Other carriers seemed to be having connectivity issues in the afternoon as well. Outages seemed to be widespread as of around 1:30-2:00 PM Central Time. According to DownDetector, Verizon issues seemed to start appearing at around 1:30 PM, and rise sharply shortly thereafter.

As it often the situation when it comes to network down-time and reports, it would seem that network outage hotspots are centered in New York, Florida, Michigan, Minneapolis / Saint Paul, Chicago, Washington, and Southern California.
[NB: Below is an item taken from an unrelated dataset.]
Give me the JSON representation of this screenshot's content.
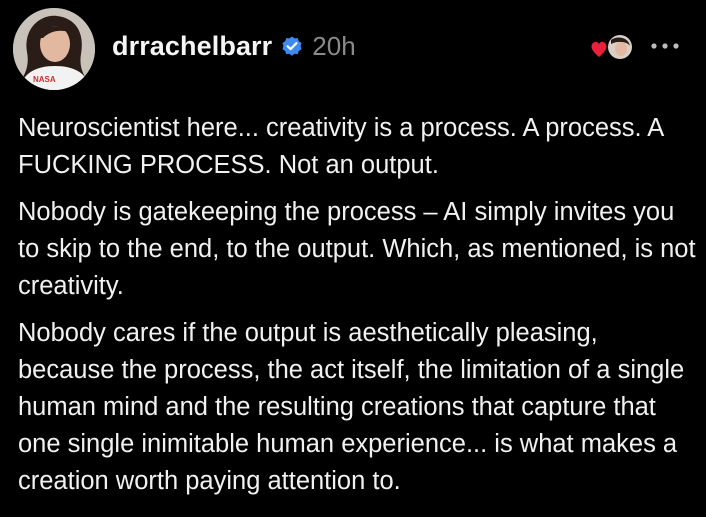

The most reported locations for Verizon were Brooklyn, Miami, Los Angeles, Houston, Tampa, Dallas, Atlanta, and Chicago.

AT&T's reported network issues seemed to ramp up at precisely the same time as Verizon, at or around 1:30 PM Central Time. As with Verizon, complaints were mostly in the cellular phone (calls) category, but a significant percentage of people also complained about Internet connectivity speed.

Sprint complaints were almost entirely Phone-centric. Sprint complaints (as reported by DownDetector) were 87% Phone-centric, 8% Mobile Internet, and 3% Total Blackout. Consumer Cellular had an almost identical mix of complaint percentage points – mostly Phone.

Stay tuned as we learn more about the issues and how it's possible that all four major networks (and their associated brands) had major network issues all at the same time, across the United States.

NOTE: While each of the carriers seemed to have significant issues starting at 1:30 PM, T-Mobile saw the most major hit of complaints, according to DownDetector. Where the other three major carriers had less than 9k complaints at their peak, T-Mobile's peak was over 100k.

UPDATE: As noted by a Verizon representative: "We understand downdetector is falsely reporting Verizon network issues. Sites such as Downdetector.com utilize limited crowdsourced data drawn from sample social posts which are often statistically insignificant or factually incorrect. A lot of factors can contribute to a false report on a third-party website ... a faulty device, network traffic that slows but doesn't inhibit connections, commercial RF blockers, human error, network issues impacting other carriers and more. These types of sites do not evaluate and confirm the crowd-sourced data that they receive, they simply aggregate it and report it. The result can be faulty reports of network performance interruptions causing wide-spread miscommunication for wireless users."